LAST week’s Page in History featured The Northern Echo’s front page as the results of the 1950 General Election were coming in.

“Labour makes strong start” was the headline of the edition printed at 2.30am, although when all the results were in, Labour had faded badly.

Clement Attlee was still Prime Minister, but his 146 majority had been reduced to just five by Winston Churchill’s resurgent Conservatives.

“For an anorak like me, the 1950 election results were like King Tut’s grave – fascinating,” says David Walsh in east Cleveland.

He draws our attention to the result from Bexley, in Kent, where the Conservative candidate had polled 25,851 votes, and so was 133 votes ahead of the Labour candidate on 25,721.

“It would seem that the intervention of Mr Charlie Job, a Communist candidate who got 481 votes, gifted the seat to a Tory taking it away from Labour,” says David.

And who was the Conservative winner? One “E Heath”, winning his first seat in Parliament.

So this one line on the front page of the 1950 paper has profound implications for us today: if Communist Charlie hadn’t stood, Edward Heath would not have been elected and so may not have become Prime Minister and taken us into the EEC which we are now struggling to leave.

The Northern Echo:

George Chetwynd, MP for Stockton from 1945 to 1962, who lived in a house in Darlington

SUSAN BAILEY’S eye was drawn to the Stockton-on-Tees result where Captain George Chetwynd had held the seat for Labour – he had won it in 1945 by defeated Harold Macmillan.

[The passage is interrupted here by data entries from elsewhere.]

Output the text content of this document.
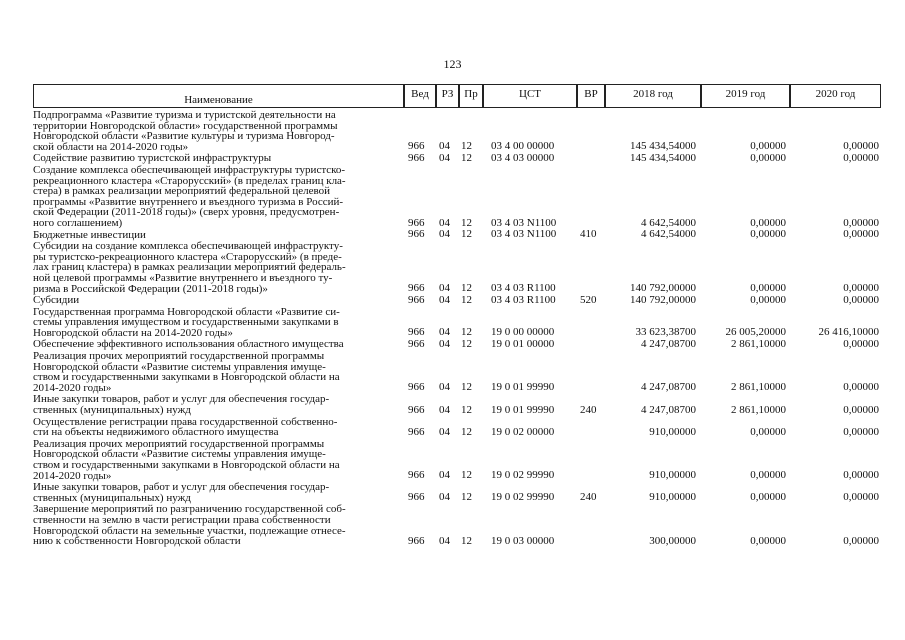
123
Наименование	Вед	РЗ Пр	ЦСТ	ВР	2018 год	2019 год	2020 год
Подпрограмма «Развитие туризма и туристской деятельности на
территории Новгородской области» государственной программы
Новгородской области «Развитие культуры и туризма Новгород-
ской области на 2014-2020 годы»	966 04 12 03 4 00 00000	145 434,54000	0,00000	0,00000
Содействие развитию туристской инфраструктуры	966 04 12 03 4 03 00000	145 434,54000	0,00000	0,00000
Создание комплекса обеспечивающей инфраструктуры туристско-
рекреационного кластера «Старорусский» (в пределах границ кла-
стера) в рамках реализации мероприятий федеральной целевой
программы «Развитие внутреннего и въездного туризма в Россий-
ской Федерации (2011-2018 годы)» (сверх уровня, предусмотрен-
ного соглашением)	966 04 12 03 4 03 N1100	4 642,54000	0,00000	0,00000
Бюджетные инвестиции	966 04 12 03 4 03 N1100 410	4 642,54000	0,00000	0,00000
Субсидии на создание комплекса обеспечивающей инфраструкту-
ры туристско-рекреационного кластера «Старорусский» (в преде-
лах границ кластера) в рамках реализации мероприятий федераль-
ной целевой программы «Развитие внутреннего и въездного ту-
ризма в Российской Федерации (2011-2018 годы)»	966 04 12 03 4 03 R1100	140 792,00000	0,00000	0,00000
Субсидии	966 04 12 03 4 03 R1100 520	140 792,00000	0,00000	0,00000
Государственная программа Новгородской области «Развитие си-
стемы управления имуществом и государственными закупками в
Новгородской области на 2014-2020 годы»	966 04 12 19 0 00 00000	33 623,38700	26 005,20000	26 416,10000
Обеспечение эффективного использования областного имущества	966 04 12 19 0 01 00000	4 247,08700	2 861,10000	0,00000
Реализация прочих мероприятий государственной программы
Новгородской области «Развитие системы управления имуще-
ством и государственными закупками в Новгородской области на
2014-2020 годы»	966 04 12 19 0 01 99990	4 247,08700	2 861,10000	0,00000
Иные закупки товаров, работ и услуг для обеспечения государ-
ственных (муниципальных) нужд	966 04 12 19 0 01 99990 240	4 247,08700	2 861,10000	0,00000
Осуществление регистрации права государственной собственно-
сти на объекты недвижимого областного имущества	966 04 12 19 0 02 00000	910,00000	0,00000	0,00000
Реализация прочих мероприятий государственной программы
Новгородской области «Развитие системы управления имуще-
ством и государственными закупками в Новгородской области на
2014-2020 годы»	966 04 12 19 0 02 99990	910,00000	0,00000	0,00000
Иные закупки товаров, работ и услуг для обеспечения государ-
ственных (муниципальных) нужд	966 04 12 19 0 02 99990 240	910,00000	0,00000	0,00000
Завершение мероприятий по разграничению государственной соб-
ственности на землю в части регистрации права собственности
Новгородской области на земельные участки, подлежащие отнесе-
нию к собственности Новгородской области	966 04 12 19 0 03 00000	300,00000	0,00000	0,00000
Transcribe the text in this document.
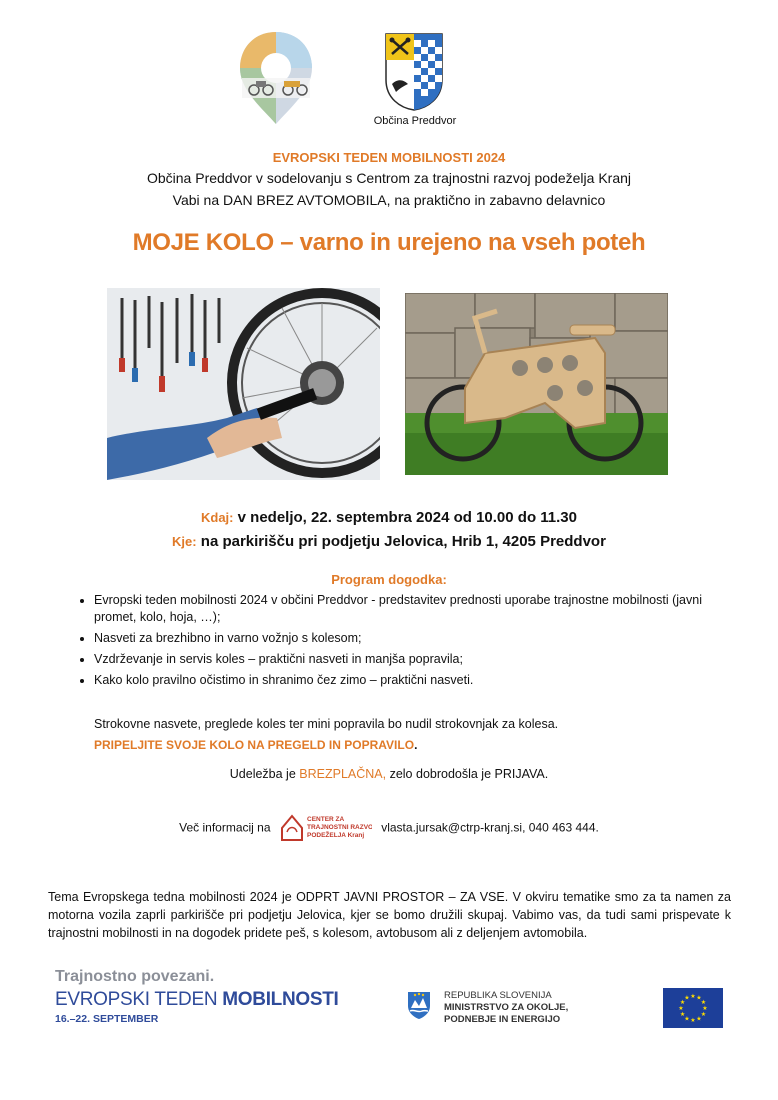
Občina Preddvor
EVROPSKI TEDEN MOBILNOSTI 2024
Občina Preddvor v sodelovanju s Centrom za trajnostni razvoj podeželja Kranj
Vabi na DAN BREZ AVTOMOBILA, na praktično in zabavno delavnico
MOJE KOLO – varno in urejeno na vseh poteh
Kdaj: v nedeljo, 22. septembra 2024 od 10.00 do 11.30
Kje: na parkirišču pri podjetju Jelovica, Hrib 1, 4205 Preddvor
Program dogodka:
• Evropski teden mobilnosti 2024 v občini Preddvor - predstavitev prednosti uporabe trajnostne mobilnosti (javni promet, kolo, hoja, …);
• Nasveti za brezhibno in varno vožnjo s kolesom;
• Vzdrževanje in servis koles – praktični nasveti in manjša popravila;
• Kako kolo pravilno očistimo in shranimo čez zimo – praktični nasveti.
Strokovne nasvete, preglede koles ter mini popravila bo nudil strokovnjak za kolesa.
PRIPELJITE SVOJE KOLO NA PREGELD IN POPRAVILO.
Udeležba je BREZPLAČNA, zelo dobrodošla je PRIJAVA.
Več informacij na
CENTER ZA
TRAJNOSTNI RAZVOJ
PODEŽELJA Kranj
vlasta.jursak@ctrp-kranj.si, 040 463 444.
Tema Evropskega tedna mobilnosti 2024 je ODPRT JAVNI PROSTOR – ZA VSE. V okviru tematike smo za ta namen za motorna vozila zaprli parkirišče pri podjetju Jelovica, kjer se bomo družili skupaj. Vabimo vas, da tudi sami prispevate k trajnostni mobilnosti in na dogodek pridete peš, s kolesom, avtobusom ali z deljenjem avtomobila.
Trajnostno povezani.
EVROPSKI TEDEN MOBILNOSTI
16.–22. SEPTEMBER
REPUBLIKA SLOVENIJA
MINISTRSTVO ZA OKOLJE,
PODNEBJE IN ENERGIJO
★ ★
★
★
★
★
★
★
★
★
★
★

“The Chetwynd family rented my father’s house in Aysgarth Road, Darlington, when he was MP in the 1950s,” says Susan. “His daughter, Paddy, would have been about ten and she played with my cousins. I can remember visiting the Houses of Parliament when I was about 11 and being shown around by Mr Chetwynd and having tea there.”

Mr Chetwynd was an ardent pro-European who championed a law banning the sale of toy weapons. He finished as Stockton MP in 1962 and became chair of the North-East Development Council, and frequently railed at how the region gained fewer grants than other regions. He was knighted a few years before he died in 1982.